Members of Congress are scheduled to break for the 4th of July. In all, about 45 days remain in their session. I am concerned that Congress will go home without reauthorizing Section 5 because of a small band of Republican renegades from the South recently prevented the U.S. House of Representatives from voting on H.R. 9, the bill that would reauthorize Section 5.
H.R. 9, which has bipartisan support, is too important for a small group of Southern Republican Congressmen to block. Congress should not go home until it has protected the most fundamental rights of minorities in Arizona.
The Voting Rights Act guarantees federal oversight when states and local governments change their election laws and political boundaries. Though Section 2 of the Voting Rights Act covers all states, Arizona is one of 18 states that are covered by Section 5. Continuing Section 5 is vital to ensuring that Latinos, Native Americans, African-Americans, and other minorities in Arizona have equal access to voting and full political representation.

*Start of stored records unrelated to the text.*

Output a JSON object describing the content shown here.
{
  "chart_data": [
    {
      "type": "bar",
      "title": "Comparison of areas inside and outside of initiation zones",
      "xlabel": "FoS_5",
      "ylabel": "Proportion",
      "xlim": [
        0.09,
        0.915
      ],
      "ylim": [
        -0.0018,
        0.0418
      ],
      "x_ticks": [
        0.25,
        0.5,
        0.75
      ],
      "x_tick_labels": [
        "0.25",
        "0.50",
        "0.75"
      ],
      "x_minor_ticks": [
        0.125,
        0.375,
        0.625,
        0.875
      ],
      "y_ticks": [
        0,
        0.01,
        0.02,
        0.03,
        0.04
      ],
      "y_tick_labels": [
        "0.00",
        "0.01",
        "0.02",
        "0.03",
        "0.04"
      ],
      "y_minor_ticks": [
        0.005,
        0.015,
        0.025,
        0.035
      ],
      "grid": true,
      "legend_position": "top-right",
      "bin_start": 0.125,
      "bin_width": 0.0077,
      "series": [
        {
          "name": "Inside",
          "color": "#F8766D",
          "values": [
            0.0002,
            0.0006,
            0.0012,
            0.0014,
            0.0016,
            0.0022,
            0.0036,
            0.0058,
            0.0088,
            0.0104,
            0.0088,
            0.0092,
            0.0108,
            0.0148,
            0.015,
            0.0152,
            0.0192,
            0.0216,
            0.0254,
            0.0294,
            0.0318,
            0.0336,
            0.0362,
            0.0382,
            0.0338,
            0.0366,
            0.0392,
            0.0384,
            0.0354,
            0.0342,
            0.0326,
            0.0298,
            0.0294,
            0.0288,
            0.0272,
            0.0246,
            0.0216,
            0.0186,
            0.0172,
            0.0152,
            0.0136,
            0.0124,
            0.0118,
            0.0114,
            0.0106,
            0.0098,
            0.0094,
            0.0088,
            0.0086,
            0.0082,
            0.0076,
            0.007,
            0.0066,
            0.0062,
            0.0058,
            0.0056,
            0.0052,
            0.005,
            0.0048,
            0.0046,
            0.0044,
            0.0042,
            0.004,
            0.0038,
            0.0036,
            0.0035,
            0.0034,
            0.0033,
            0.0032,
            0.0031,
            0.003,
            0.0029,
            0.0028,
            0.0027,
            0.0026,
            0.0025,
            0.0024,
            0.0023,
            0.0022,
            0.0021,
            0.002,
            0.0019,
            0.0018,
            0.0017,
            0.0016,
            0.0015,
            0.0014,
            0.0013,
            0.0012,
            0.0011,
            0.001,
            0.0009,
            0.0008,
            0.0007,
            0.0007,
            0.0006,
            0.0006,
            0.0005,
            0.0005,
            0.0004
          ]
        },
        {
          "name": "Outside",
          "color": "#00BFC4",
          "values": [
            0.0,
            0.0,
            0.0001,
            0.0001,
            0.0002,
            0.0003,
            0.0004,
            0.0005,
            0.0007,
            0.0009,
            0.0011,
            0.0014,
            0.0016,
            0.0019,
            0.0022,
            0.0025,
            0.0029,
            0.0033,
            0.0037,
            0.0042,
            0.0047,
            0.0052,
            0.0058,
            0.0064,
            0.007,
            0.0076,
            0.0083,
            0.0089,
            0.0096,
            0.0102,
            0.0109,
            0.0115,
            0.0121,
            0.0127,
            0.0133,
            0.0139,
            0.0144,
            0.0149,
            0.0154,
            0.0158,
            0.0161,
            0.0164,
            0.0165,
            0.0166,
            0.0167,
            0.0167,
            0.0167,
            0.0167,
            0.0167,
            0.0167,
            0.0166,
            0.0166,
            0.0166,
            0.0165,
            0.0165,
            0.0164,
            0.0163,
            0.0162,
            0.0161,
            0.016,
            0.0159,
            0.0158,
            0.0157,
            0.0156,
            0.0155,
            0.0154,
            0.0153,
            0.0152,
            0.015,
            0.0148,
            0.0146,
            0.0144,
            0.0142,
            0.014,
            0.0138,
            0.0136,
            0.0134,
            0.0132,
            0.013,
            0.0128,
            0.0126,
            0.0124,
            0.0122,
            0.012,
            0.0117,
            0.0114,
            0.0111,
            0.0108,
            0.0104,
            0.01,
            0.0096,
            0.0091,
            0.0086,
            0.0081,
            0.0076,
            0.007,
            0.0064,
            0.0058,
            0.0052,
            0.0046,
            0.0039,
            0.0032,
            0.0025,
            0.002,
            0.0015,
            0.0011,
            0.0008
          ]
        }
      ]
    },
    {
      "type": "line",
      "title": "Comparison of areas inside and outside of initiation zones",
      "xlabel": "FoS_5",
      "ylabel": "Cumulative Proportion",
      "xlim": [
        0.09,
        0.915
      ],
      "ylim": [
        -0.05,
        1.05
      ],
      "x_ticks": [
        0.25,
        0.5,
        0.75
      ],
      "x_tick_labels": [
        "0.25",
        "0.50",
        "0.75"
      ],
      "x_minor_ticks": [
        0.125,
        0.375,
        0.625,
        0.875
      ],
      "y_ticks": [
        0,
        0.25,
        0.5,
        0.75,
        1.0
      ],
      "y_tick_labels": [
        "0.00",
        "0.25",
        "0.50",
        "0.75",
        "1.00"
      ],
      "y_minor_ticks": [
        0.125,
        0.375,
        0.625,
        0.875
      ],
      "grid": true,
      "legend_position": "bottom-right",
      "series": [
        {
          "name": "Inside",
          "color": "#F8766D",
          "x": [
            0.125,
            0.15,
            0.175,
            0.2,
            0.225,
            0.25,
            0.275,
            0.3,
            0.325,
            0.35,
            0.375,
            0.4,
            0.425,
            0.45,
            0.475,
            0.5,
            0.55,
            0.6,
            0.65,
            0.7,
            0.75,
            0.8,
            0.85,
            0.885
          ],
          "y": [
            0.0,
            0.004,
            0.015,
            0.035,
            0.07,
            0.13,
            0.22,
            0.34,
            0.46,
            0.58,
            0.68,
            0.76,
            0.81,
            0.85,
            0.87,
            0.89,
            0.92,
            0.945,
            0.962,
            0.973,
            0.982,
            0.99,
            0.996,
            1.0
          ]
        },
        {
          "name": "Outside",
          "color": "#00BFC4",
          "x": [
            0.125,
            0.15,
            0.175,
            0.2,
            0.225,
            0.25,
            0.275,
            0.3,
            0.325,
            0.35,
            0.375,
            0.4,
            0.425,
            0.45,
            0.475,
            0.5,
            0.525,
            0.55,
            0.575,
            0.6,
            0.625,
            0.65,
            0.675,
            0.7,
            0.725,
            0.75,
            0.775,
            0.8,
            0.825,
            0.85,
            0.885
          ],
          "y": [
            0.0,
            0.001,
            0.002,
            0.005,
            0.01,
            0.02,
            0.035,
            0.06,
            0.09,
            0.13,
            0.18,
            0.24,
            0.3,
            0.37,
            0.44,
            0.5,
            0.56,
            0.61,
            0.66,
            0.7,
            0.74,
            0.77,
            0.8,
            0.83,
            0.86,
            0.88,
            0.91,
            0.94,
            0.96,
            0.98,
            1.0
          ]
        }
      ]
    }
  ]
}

The federal law was approved after African-Americans spent nearly a century fighting to ensure that their vote counted. The 15th Amendment to the U.S. Constitution, approved in 1870, says that the right to vote shall not be denied to anyone on the basis of race. However, African-Americans faced poll taxes, literacy tests and other impediments. Finally, in 1965, President Lyndon B. Johnson signed the Voting Rights Act and gave African-Americans their first real access to the voting booth.
If Section 5 is not reauthorized, Arizona will experience devastating consequences. A lack of federal oversight will allow extremists in the Arizona Legislature to create election barriers.
Currently, some polling locations are required by the U.S. Department of Justice to provide bilingual ballots and bilingual poll workers. However, if federal oversight ends, these requirements also likely will disappear because some bureaucrat will view them as budgetary items that can be cut to fund something else.
Unfortunately, recent history shows us that Arizona needs federal oversight. The U.S. Department of Justice has never approved Arizona’s political boundaries on the first go-around. The U.S. Department of Justice has found fault each time and has demanded the boundaries be redrawn for fairness. In addition, the U.S. Department of Justice found that Native Americans in Arizona have experienced election discrimination.
More than a half of the current Latinos who are registered to vote in Arizona registered since 2000. Both Republicans and Democrats are hoping this group of the electorate will choose their candidates. At the same time that Republicans are courting this group of voters, they are attempting to restrict their right to vote.
There has been progress during the last 40 years, but there is much more work to be done before the promises made in the Voting Rights Act of 1965 are fulfilled. This law, considered one of the most important pieces of legislation from the Civil Rights Movement, must be renewed before minorities in Arizona are disenfranchised. I urge you to call your Congressmen at 1-866-808-0065 to tell them Arizona needs federal oversight.